Download What the Day Owes the Night PDF book free – From What the Day Owes the Night PDF: ‘Darling, this is Younes. Yesterday he was my nephew, today he is our son’ Younes’ life is changed forever when his poverty-stricken parents surrender him to the care of his more affluent uncle. Buy from Amazon
Table of Contents
What the Day Owes the Night PDF
Renamed Jonas, he grows up in a colourful colonial Algerian town, and forges a unique friendship with a group of boys, an enduring bond that nothing – not even the Algerian Revolt – will shake. He meets Emilie – a beautiful, beguiling girl who captures the hearts of all who see her – and an epic love story is set in motion. Time and again Jonas is forced to to choose between two worlds: Algerian or European; past or present; love or loyalty, and finally decide if he will surrender to fate or take control of his own destiny at last.

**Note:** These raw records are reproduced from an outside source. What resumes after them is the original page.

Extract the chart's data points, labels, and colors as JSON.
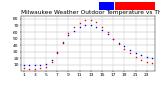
{
  "title": "Milwaukee Weather Outdoor Temperature vs THSW Index per Hour (24 Hours)",
  "hours": [
    1,
    2,
    3,
    4,
    5,
    6,
    7,
    8,
    9,
    10,
    11,
    12,
    13,
    14,
    15,
    16,
    17,
    18,
    19,
    20,
    21,
    22,
    23,
    24
  ],
  "temp_values": [
    10,
    9,
    9,
    10,
    11,
    18,
    30,
    44,
    55,
    62,
    67,
    70,
    71,
    68,
    63,
    57,
    50,
    44,
    38,
    33,
    28,
    25,
    22,
    20
  ],
  "thsw_values": [
    5,
    4,
    4,
    5,
    6,
    14,
    28,
    45,
    58,
    67,
    74,
    78,
    79,
    75,
    68,
    60,
    50,
    42,
    34,
    28,
    22,
    18,
    15,
    13
  ],
  "temp_color": "#0000ff",
  "thsw_color": "#ff0000",
  "bg_color": "#ffffff",
  "grid_color": "#b0b0b0",
  "ylim": [
    0,
    85
  ],
  "xlim": [
    0.5,
    24.5
  ],
  "ytick_labels": [
    "10",
    "20",
    "30",
    "40",
    "50",
    "60",
    "70",
    "80"
  ],
  "ytick_values": [
    10,
    20,
    30,
    40,
    50,
    60,
    70,
    80
  ],
  "xtick_values": [
    1,
    3,
    5,
    7,
    9,
    11,
    13,
    15,
    17,
    19,
    21,
    23
  ],
  "xtick_labels": [
    "1",
    "3",
    "5",
    "7",
    "9",
    "11",
    "13",
    "15",
    "17",
    "19",
    "21",
    "23"
  ],
  "legend_temp_color": "#0000ff",
  "legend_thsw_color": "#ff0000",
  "title_fontsize": 4.2,
  "tick_fontsize": 3.2,
  "marker_size": 1.2
}
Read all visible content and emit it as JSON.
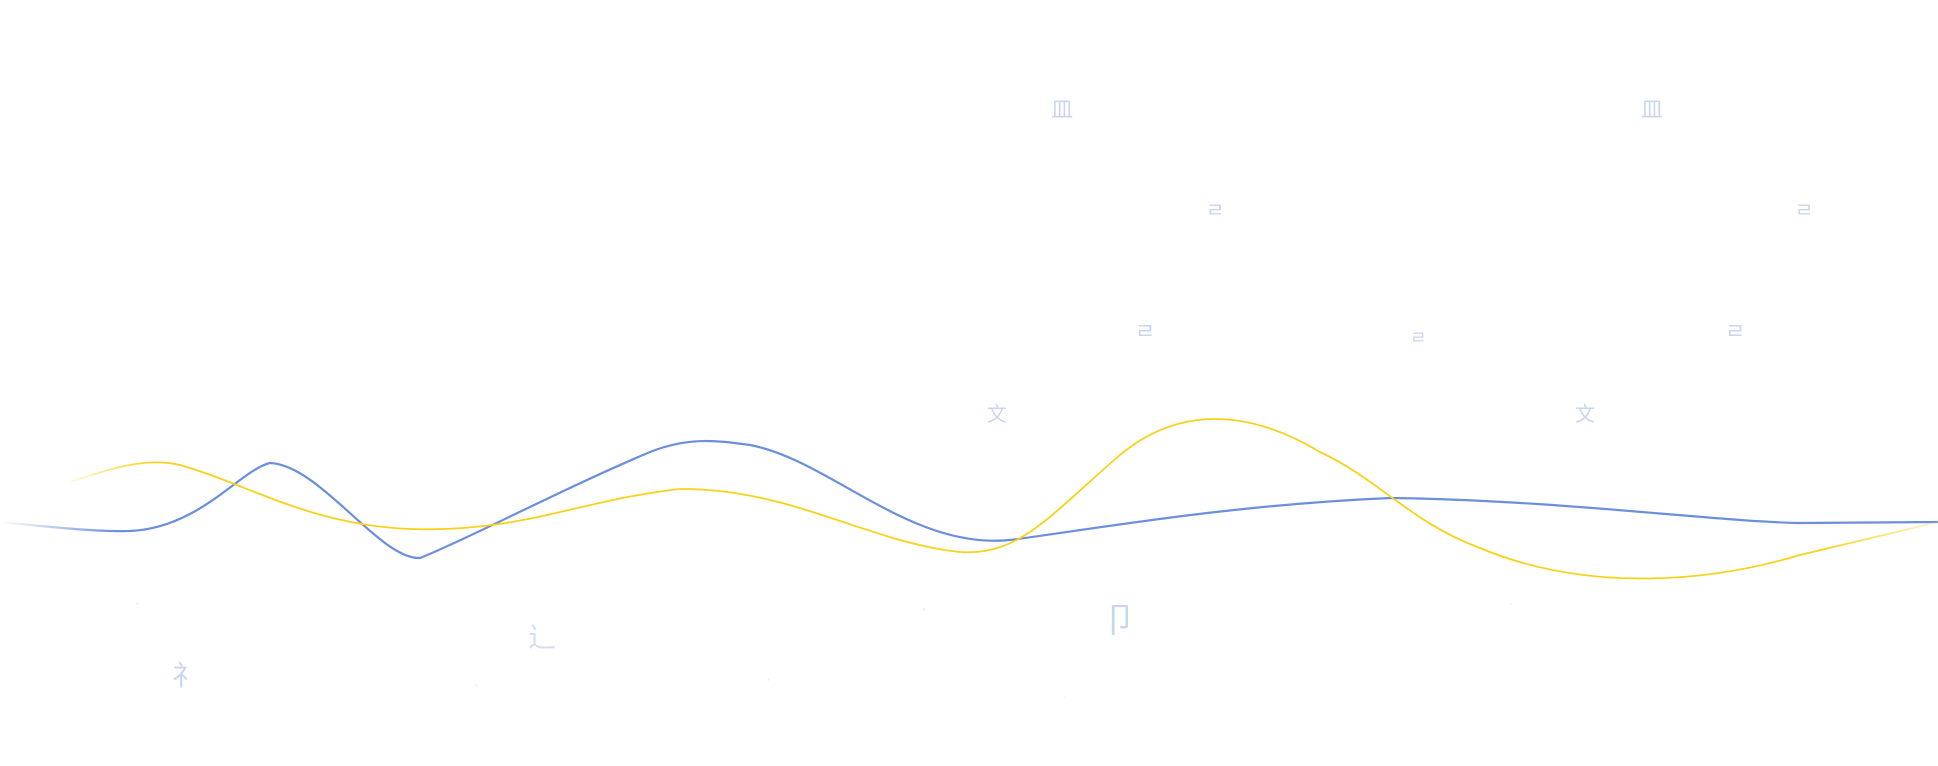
{
  "colors": {
    "background": "#ffffff",
    "wave_blue": "#6b8fdc",
    "wave_yellow": "#f7d21b",
    "glyph": "#c9d6ef"
  },
  "waves": [
    {
      "name": "blue-wave",
      "color": "#6b8fdc"
    },
    {
      "name": "yellow-wave",
      "color": "#f7d21b"
    }
  ],
  "decorations": {
    "glyph_marks": [
      "皿",
      "皿",
      "ㄹ",
      "ㄹ",
      "ㄹ",
      "文",
      "文",
      "ㄹ",
      "ㄹ",
      "·",
      "辶",
      "礻",
      "·",
      "·",
      "·",
      "卩",
      "·",
      "·"
    ]
  }
}
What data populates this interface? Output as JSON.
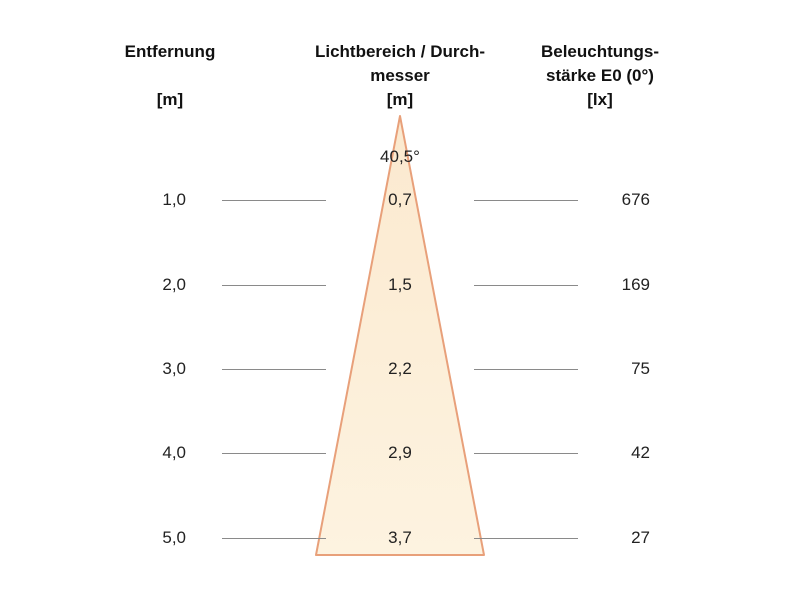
{
  "headers": {
    "distance": {
      "lines": [
        "Entfernung",
        ""
      ],
      "unit": "[m]"
    },
    "diameter": {
      "lines": [
        "Lichtbereich / Durch-",
        "messer"
      ],
      "unit": "[m]"
    },
    "illuminance": {
      "lines": [
        "Beleuchtungs-",
        "stärke E0 (0°)"
      ],
      "unit": "[lx]"
    }
  },
  "beam_angle": "40,5°",
  "rows": [
    {
      "distance": "1,0",
      "diameter": "0,7",
      "lux": "676"
    },
    {
      "distance": "2,0",
      "diameter": "1,5",
      "lux": "169"
    },
    {
      "distance": "3,0",
      "diameter": "2,2",
      "lux": "75"
    },
    {
      "distance": "4,0",
      "diameter": "2,9",
      "lux": "42"
    },
    {
      "distance": "5,0",
      "diameter": "3,7",
      "lux": "27"
    }
  ],
  "colors": {
    "cone_fill_top": "#fbe9cf",
    "cone_fill_bottom": "#fdf3e0",
    "cone_edge": "#e8a07a",
    "guide_line": "#8a8a8a"
  }
}
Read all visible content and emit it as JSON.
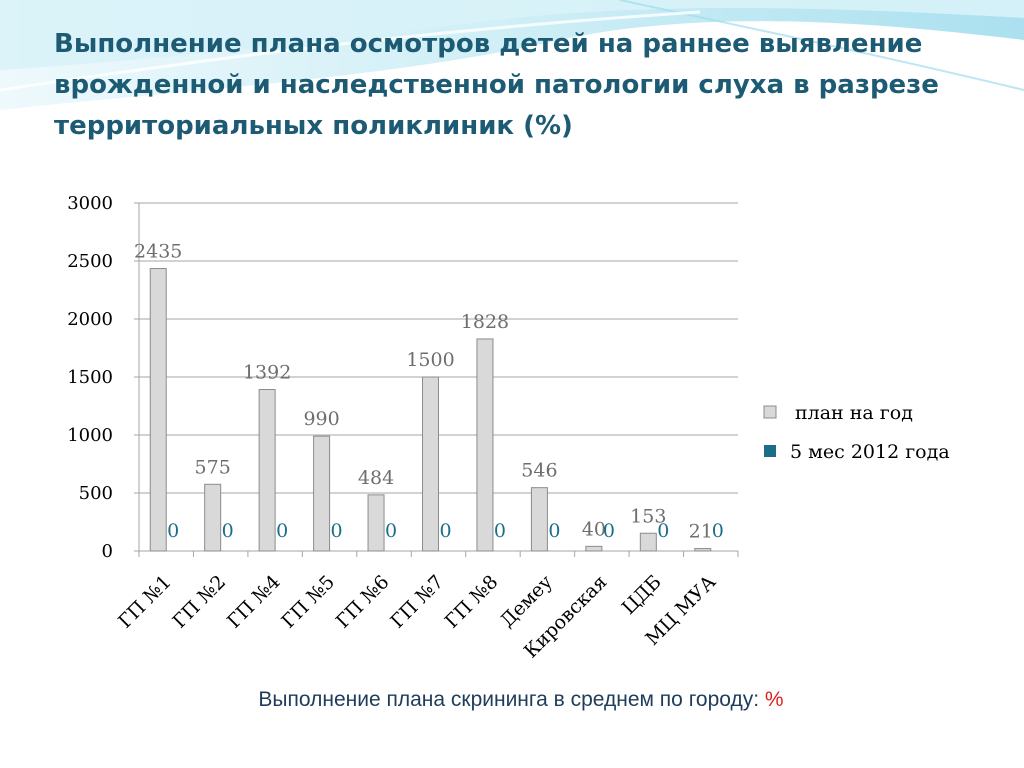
{
  "title": "Выполнение плана осмотров детей на раннее выявление врожденной и наследственной патологии слуха в разрезе территориальных поликлиник (%)",
  "footer": {
    "text": "Выполнение плана скрининга в среднем по городу: ",
    "value": "%"
  },
  "colors": {
    "title": "#1d5a73",
    "series1_fill": "#d9d9d9",
    "series1_stroke": "#8c8c8c",
    "series2_fill": "#1a6e8a",
    "grid": "#a6a6a6",
    "wave": "#7fd3e6"
  },
  "chart_data": {
    "type": "bar",
    "title": "",
    "xlabel": "",
    "ylabel": "",
    "ylim": [
      0,
      3000
    ],
    "yticks": [
      "0",
      "500",
      "1000",
      "1500",
      "2000",
      "2500",
      "3000"
    ],
    "grid": true,
    "legend_position": "right",
    "categories": [
      "ГП №1",
      "ГП №2",
      "ГП №4",
      "ГП №5",
      "ГП №6",
      "ГП  №7",
      "ГП №8",
      "Демеу",
      "Кировская",
      "ЦДБ",
      "МЦ МУА"
    ],
    "series": [
      {
        "name": "план на год",
        "values": [
          2435,
          575,
          1392,
          990,
          484,
          1500,
          1828,
          546,
          40,
          153,
          21
        ],
        "labels": [
          "2435",
          "575",
          "1392",
          "990",
          "484",
          "1500",
          "1828",
          "546",
          "40",
          "153",
          "21"
        ]
      },
      {
        "name": "5 мес 2012 года",
        "values": [
          0,
          0,
          0,
          0,
          0,
          0,
          0,
          0,
          0,
          0,
          0
        ],
        "labels": [
          "0",
          "0",
          "0",
          "0",
          "0",
          "0",
          "0",
          "0",
          "0",
          "0",
          "0"
        ]
      }
    ]
  }
}
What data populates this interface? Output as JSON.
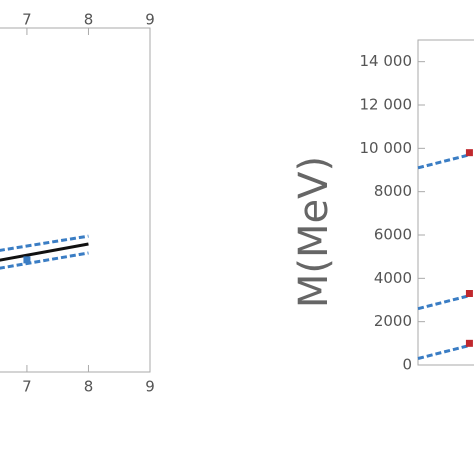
{
  "chart_data": [
    {
      "type": "line",
      "x": [
        6.4,
        8
      ],
      "xlim": [
        6.4,
        9
      ],
      "xticks": [
        7,
        8,
        9
      ],
      "ylim": [
        0,
        100
      ],
      "series": [
        {
          "color": "#111111",
          "dash": false,
          "values": [
            32,
            37.2
          ]
        },
        {
          "color": "#3a7dc4",
          "dash": true,
          "values": [
            34.9,
            39.5
          ]
        },
        {
          "color": "#3a7dc4",
          "dash": true,
          "values": [
            29.7,
            34.6
          ]
        }
      ],
      "markers": {
        "x": [
          7
        ],
        "values": [
          32.6
        ],
        "color": "#3a7dc4"
      }
    },
    {
      "type": "line",
      "ylabel": "M(MeV)",
      "x": [
        -1,
        0
      ],
      "xlim": [
        -1,
        0.05
      ],
      "ylim": [
        0,
        15000
      ],
      "yticks": [
        0,
        2000,
        4000,
        6000,
        8000,
        {
          "value": 10000,
          "label": "10 000"
        },
        {
          "value": 12000,
          "label": "12 000"
        },
        {
          "value": 14000,
          "label": "14 000"
        }
      ],
      "series": [
        {
          "color": "#3a7dc4",
          "dash": true,
          "values": [
            9100,
            9700
          ]
        },
        {
          "color": "#3a7dc4",
          "dash": true,
          "values": [
            2600,
            3200
          ]
        },
        {
          "color": "#3a7dc4",
          "dash": true,
          "values": [
            300,
            900
          ]
        }
      ],
      "markers": {
        "x": [
          0,
          0,
          0
        ],
        "values": [
          9800,
          3300,
          1000
        ],
        "color": "#c0282d"
      }
    }
  ]
}
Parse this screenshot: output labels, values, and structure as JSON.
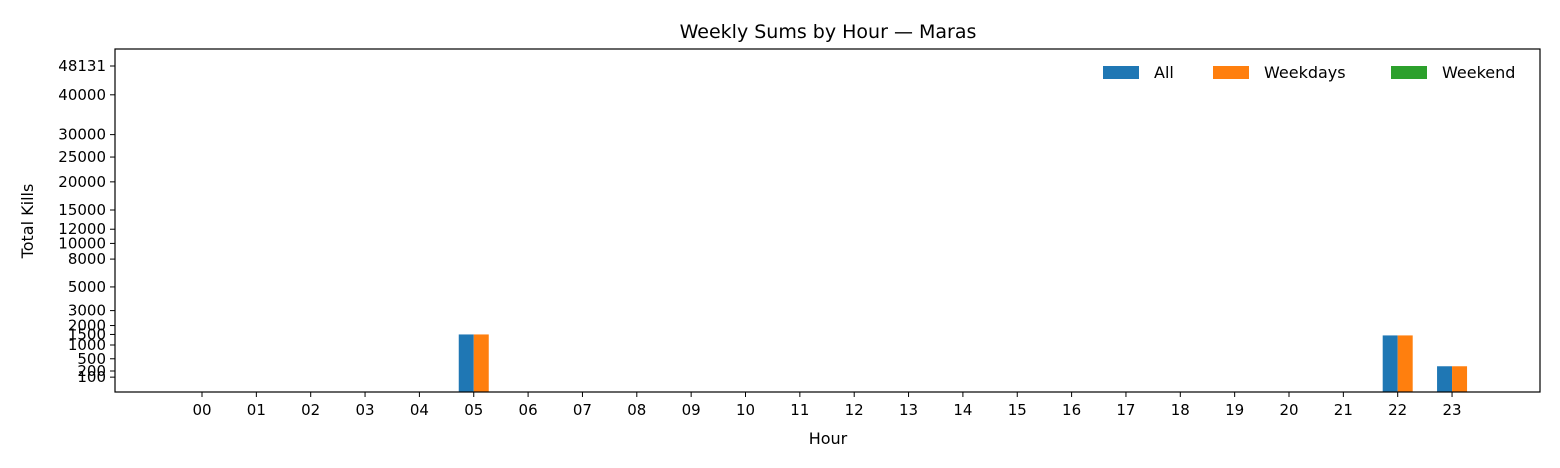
{
  "chart_data": {
    "type": "bar",
    "title": "Weekly Sums by Hour — Maras",
    "xlabel": "Hour",
    "ylabel": "Total Kills",
    "categories": [
      "00",
      "01",
      "02",
      "03",
      "04",
      "05",
      "06",
      "07",
      "08",
      "09",
      "10",
      "11",
      "12",
      "13",
      "14",
      "15",
      "16",
      "17",
      "18",
      "19",
      "20",
      "21",
      "22",
      "23"
    ],
    "yticks": [
      100,
      200,
      500,
      1000,
      1500,
      2000,
      3000,
      5000,
      8000,
      10000,
      12000,
      15000,
      20000,
      25000,
      30000,
      40000,
      48131
    ],
    "ylim": [
      0,
      48131
    ],
    "yscale": "sqrt",
    "grid": false,
    "legend_position": "top-right",
    "series": [
      {
        "name": "All",
        "color": "#1f77b4",
        "values": [
          0,
          0,
          0,
          0,
          0,
          1500,
          0,
          0,
          0,
          0,
          0,
          0,
          0,
          0,
          0,
          0,
          0,
          0,
          0,
          0,
          0,
          0,
          1450,
          300
        ]
      },
      {
        "name": "Weekdays",
        "color": "#ff7f0e",
        "values": [
          0,
          0,
          0,
          0,
          0,
          1500,
          0,
          0,
          0,
          0,
          0,
          0,
          0,
          0,
          0,
          0,
          0,
          0,
          0,
          0,
          0,
          0,
          1450,
          300
        ]
      },
      {
        "name": "Weekend",
        "color": "#2ca02c",
        "values": [
          0,
          0,
          0,
          0,
          0,
          0,
          0,
          0,
          0,
          0,
          0,
          0,
          0,
          0,
          0,
          0,
          0,
          0,
          0,
          0,
          0,
          0,
          0,
          0
        ]
      }
    ]
  }
}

What the Day Owes the Night PDF
Details About What the Day Owes the Night by Yasmina Khadra
- Name: What the Day Owes the Night
- Authors: Yasmina Khadra
- Publish Date: May 1, 2011
- Language: English
- Genre: Fiction, Thriller, Literature, Redemption
- Format: PDF/ePub
- Size: 1 MB
- Pages: 400
- Price: Free
Editorial Reviews – What the Day Owes the Night PDF
‘Darling, this is Younes. Yesterday he was my nephew, today he is our son’ Younes’ life is changed forever when his poverty-stricken parents surrender him to the care of his more affluent uncle. Renamed Jonas, he grows up in a colourful colonial Algerian town, and forges a unique friendship with a group of boys, an enduring bond that nothing – not even the Algerian Revolt – will shake. He meets Emilie – a beautiful, beguiling girl who captures the hearts of all who see her – and an epic love story is set in motion. Time and again Jonas is forced to to choose between two worlds: Algerian or European; past or present; love or loyalty, and finally decide if he will surrender to fate or take control of his own destiny at last. What the Day Owes the Night PDF
Biography
Yasmina Khadra is the pseudonym of the Algerian writer Mohammed Moulessehoul, born in 1956. A high ranking officer in the Algerian army, he went into exile in France in 2000, where he now lives in seclusion. In his several writings on the civil war in Algeria, Khadra exposes the current regime and the fundamentalist opposition as the joint guilty parties in the Algerian Tragedy. Before his admission of identity in 2001, a leading critic in France wrote, ‘A he or a she? It doesn’t matter. What matters is that Yasmina Khadra is today one of Algeria’s most important writers.’